Dwarkesh Patel on The Mystery of the Miracle Year

An interesting pattern recurs across the careers of great scientists: an annus mirabilis (miracle year) in which they make multiple, seemingly independent breakthroughs in the span of a single year or two.


This is how the short, extremely readable essay begins, and the topic of the essay is not just observations about the remarkable number of scientists who have had these miracle years, but also ruminations about how we might get more people to have these years.

Newton, Darwin and Einstein are three people who Dwarkesh argues exemplify best the idea of a miracle year, and well, it is hard to argue against that list. But it’s not just this rather intimidating list – Copernicus, Von Neumann, Gauss, Linus Torvalds and Ken Thompson are also mentioned. (By the way, I’ve decided to not link to the Wikipedia pages in each case deliberately. Please do look up any name that you are unfamiliar with, because they’re all worth a Google search or two).

Dwarkesh argues, and to my mind fair convincingly, that the phenomenon isn’t just coincidence (read his post to understand why).

But that then raises two important questions: one, what were the causal factors that were common across all of these cases? Two, are these factors replicable – how do we increase the probability of many more folks having these miracle years?

As regards the first, Dwarkesh offers up two main hypotheses. The first:

In Kuhnian terms, you could say that the great scientists found a new paradigm and then spent a year gobbling up all of the important, low hanging discoveries before their competitors could catch up.


If the word “Kuhnian” is new to you, you’re in luck. Read this highlight, and then, if you can spare the time, the rest of the article. Also read the Wikipedia article, while you are at it. So ok, one idea is that these scientists were responsible for a paradigm shift, and as Dwarkesh says, they gobbled up all the important low-hanging fruit in these (apologies for the mixed up metaphor) unchartered territories.

A related hypothesis, and the two need not be mutually exclusive, is offered later on in the essay:

Perhaps there’s a brief window in a person’s life where he has the intelligence, curiosity, and freedom of youth but also the skills and knowledge of age. These conditions only coincide at some point in a person’s twenties. It wouldn’t be surprising if the combination of fluid intelligence (which declines steeply after your 20s) and crystalized intelligence (which accumulates slowly up till your 50s and 60s) is highest during this time.

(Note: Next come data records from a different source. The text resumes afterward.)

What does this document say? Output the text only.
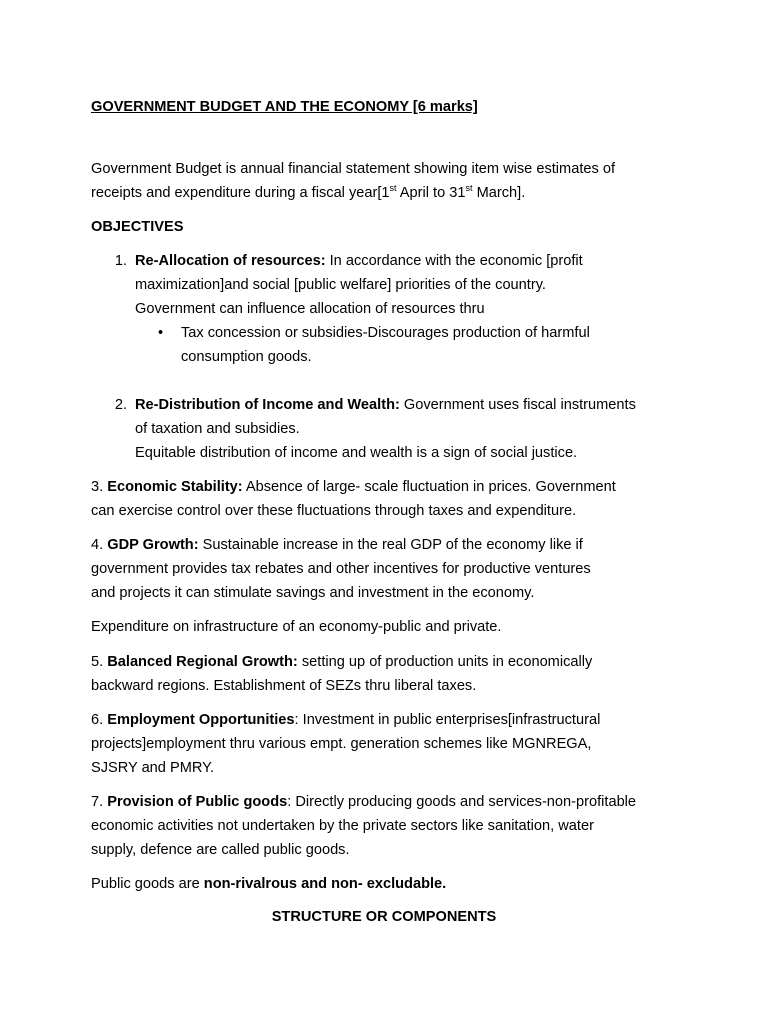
GOVERNMENT BUDGET AND THE ECONOMY [6 marks]
Government Budget is annual financial statement showing item wise estimates of
receipts and expenditure during a fiscal year[1st April to 31st March].
OBJECTIVES
1. Re-Allocation of resources: In accordance with the economic [profit
maximization]and social [public welfare] priorities of the country.
Government can influence allocation of resources thru
• Tax concession or subsidies-Discourages production of harmful
consumption goods.
2. Re-Distribution of Income and Wealth: Government uses fiscal instruments
of taxation and subsidies.
Equitable distribution of income and wealth is a sign of social justice.
3. Economic Stability: Absence of large- scale fluctuation in prices. Government
can exercise control over these fluctuations through taxes and expenditure.
4. GDP Growth: Sustainable increase in the real GDP of the economy like if
government provides tax rebates and other incentives for productive ventures
and projects it can stimulate savings and investment in the economy.
Expenditure on infrastructure of an economy-public and private.
5. Balanced Regional Growth: setting up of production units in economically
backward regions. Establishment of SEZs thru liberal taxes.
6. Employment Opportunities: Investment in public enterprises[infrastructural
projects]employment thru various empt. generation schemes like MGNREGA,
SJSRY and PMRY.
7. Provision of Public goods: Directly producing goods and services-non-profitable
economic activities not undertaken by the private sectors like sanitation, water
supply, defence are called public goods.
Public goods are non-rivalrous and non- excludable.
STRUCTURE OR COMPONENTS
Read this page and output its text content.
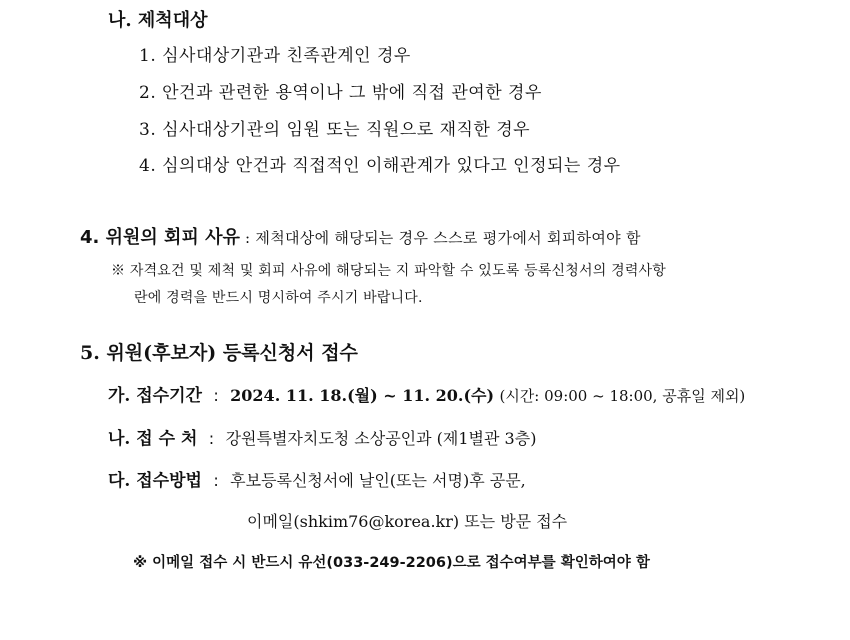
나. 제척대상
1. 심사대상기관과 친족관계인 경우
2. 안건과 관련한 용역이나 그 밖에 직접 관여한 경우
3. 심사대상기관의 임원 또는 직원으로 재직한 경우
4. 심의대상 안건과 직접적인 이해관계가 있다고 인정되는 경우
4. 위원의 회피 사유 : 제척대상에 해당되는 경우 스스로 평가에서 회피하여야 함
※ 자격요건 및 제척 및 회피 사유에 해당되는 지 파악할 수 있도록 등록신청서의 경력사항
란에 경력을 반드시 명시하여 주시기 바랍니다.
5. 위원(후보자) 등록신청서 접수
가. 접수기간 : 2024. 11. 18.(월) ~ 11. 20.(수) (시간: 09:00 ~ 18:00, 공휴일 제외)
나. 접 수 처 : 강원특별자치도청 소상공인과 (제1별관 3층)
다. 접수방법 : 후보등록신청서에 날인(또는 서명)후 공문,
이메일(shkim76@korea.kr) 또는 방문 접수
※ 이메일 접수 시 반드시 유선(033-249-2206)으로 접수여부를 확인하여야 함
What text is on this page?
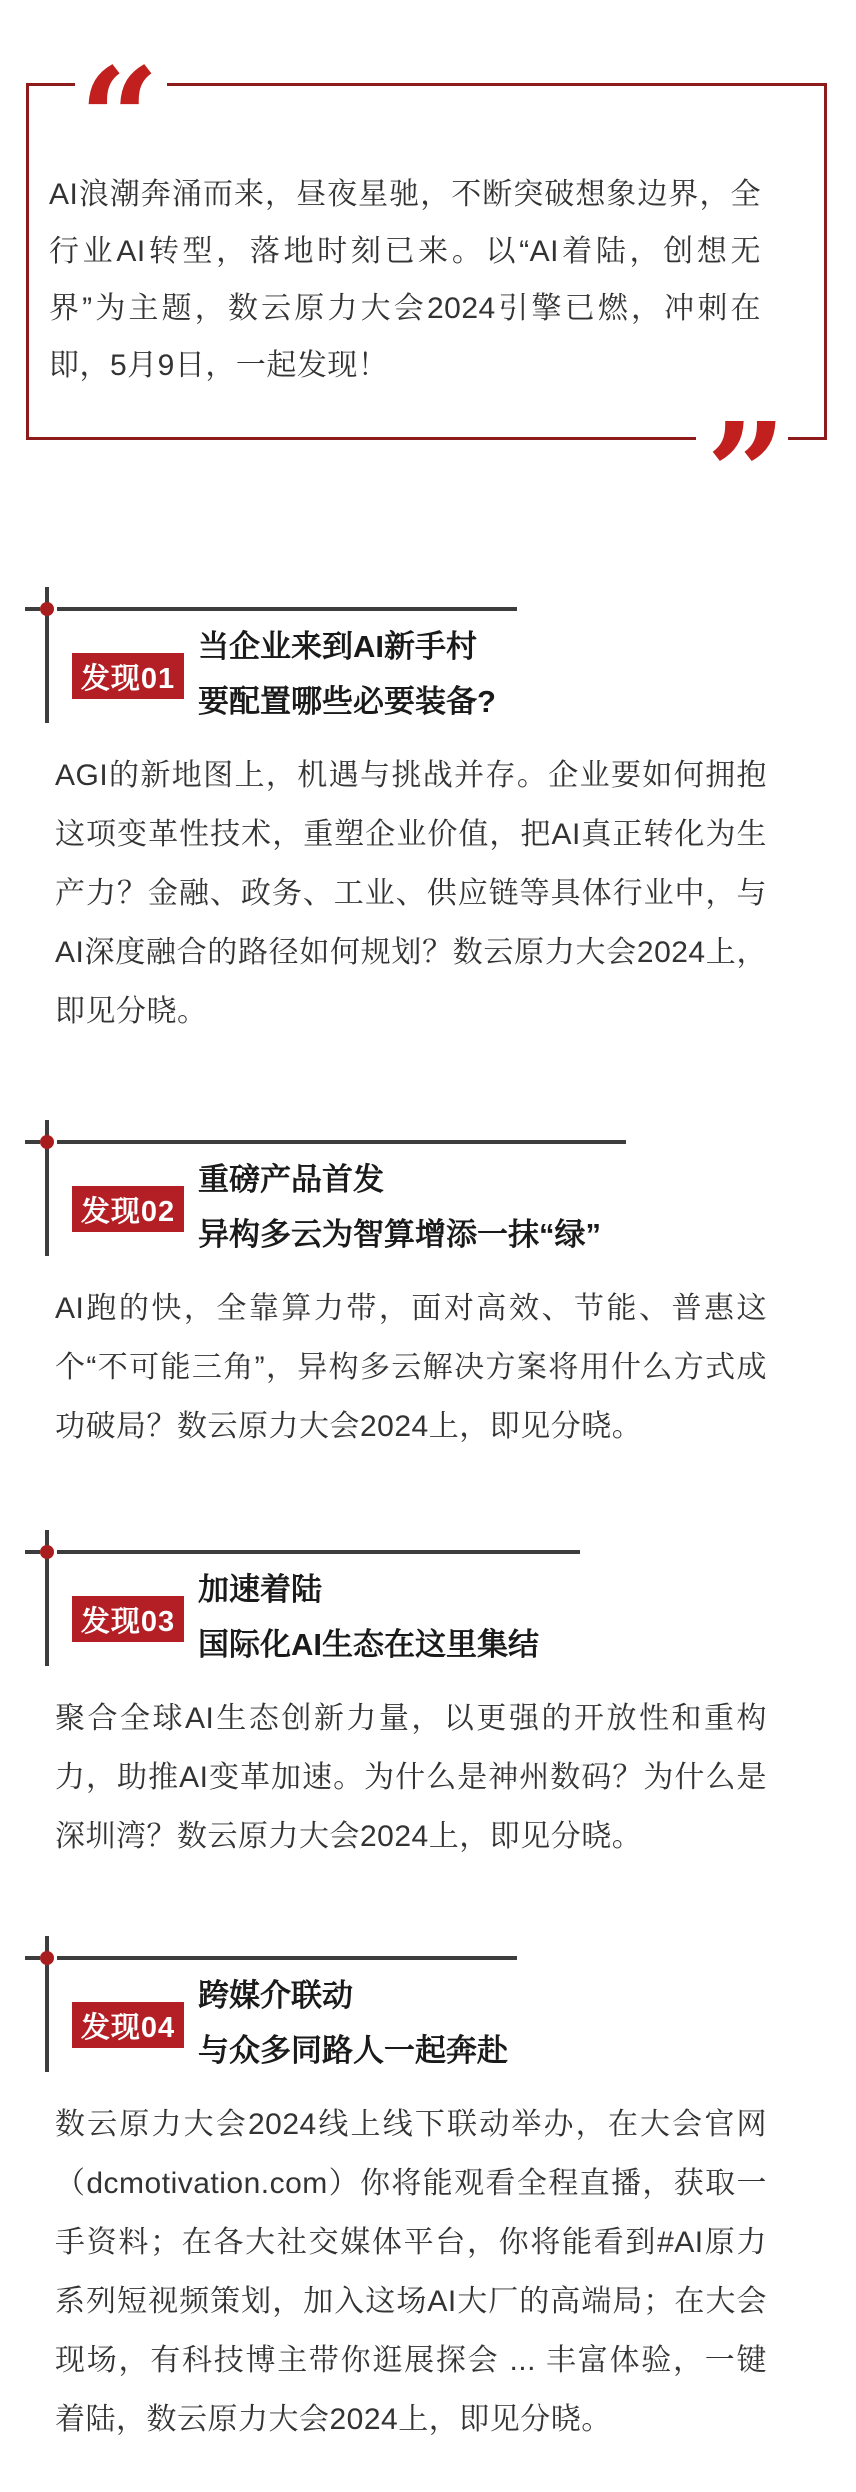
“
AI浪潮奔涌而来，昼夜星驰，不断突破想象边界，全行业AI转型，落地时刻已来。以“AI着陆，创想无界”为主题，数云原力大会2024引擎已燃，冲刺在即，5月9日，一起发现！
”
发现01
当企业来到AI新手村
要配置哪些必要装备?
AGI的新地图上，机遇与挑战并存。企业要如何拥抱这项变革性技术，重塑企业价值，把AI真正转化为生产力？金融、政务、工业、供应链等具体行业中，与AI深度融合的路径如何规划？数云原力大会2024上，即见分晓。
发现02
重磅产品首发
异构多云为智算增添一抹“绿”
AI跑的快，全靠算力带，面对高效、节能、普惠这个“不可能三角”，异构多云解决方案将用什么方式成功破局？数云原力大会2024上，即见分晓。
发现03
加速着陆
国际化AI生态在这里集结
聚合全球AI生态创新力量，以更强的开放性和重构力，助推AI变革加速。为什么是神州数码？为什么是深圳湾？数云原力大会2024上，即见分晓。
发现04
跨媒介联动
与众多同路人一起奔赴
数云原力大会2024线上线下联动举办，在大会官网（dcmotivation.com）你将能观看全程直播，获取一手资料；在各大社交媒体平台，你将能看到#AI原力系列短视频策划，加入这场AI大厂的高端局；在大会现场，有科技博主带你逛展探会 ... 丰富体验，一键着陆，数云原力大会2024上，即见分晓。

Confused about fluid and crystalized intelligence? Read the Wikipedia article about it.

As always, read the rest of the essay, but I want to focus on the concluding paragraph of Dwarkesh’s essay:

Given how many of the great scientific discoveries have come about during miracle years, we should do everything we can to help smart Twentysomethings have an annus mirabilis. We should free them from rote menial work, prevent them from being overexposed to the current paradigm, and give them the freedom to explore far-fetched ideas without arbitrary deadlines or time-draining obligations.


I have chosen to not excerpt the very last sentence of the essay, in which he laments about how the excerpt above is the very opposite of a modern PhD program. Slight disagreement – I would say this is the very opposite of higher education in general – in particular, the “overexposed to the current paradigm” bit truly resonated with me.

Higher education is far too much about received wisdom and current orthodoxy, and I don’t think we do enough in terms of leaving opportunities for serendipitous conversations, chance encounters, heated debates and the freedom to explore potentially heretical ideas – no matter the field of study.

Sure classes are important, but there is so much more to education than memorizing definitions from a textbook. The cultivation practices currently in place aren’t going to generate too many annus mirablis’, more’s the pity.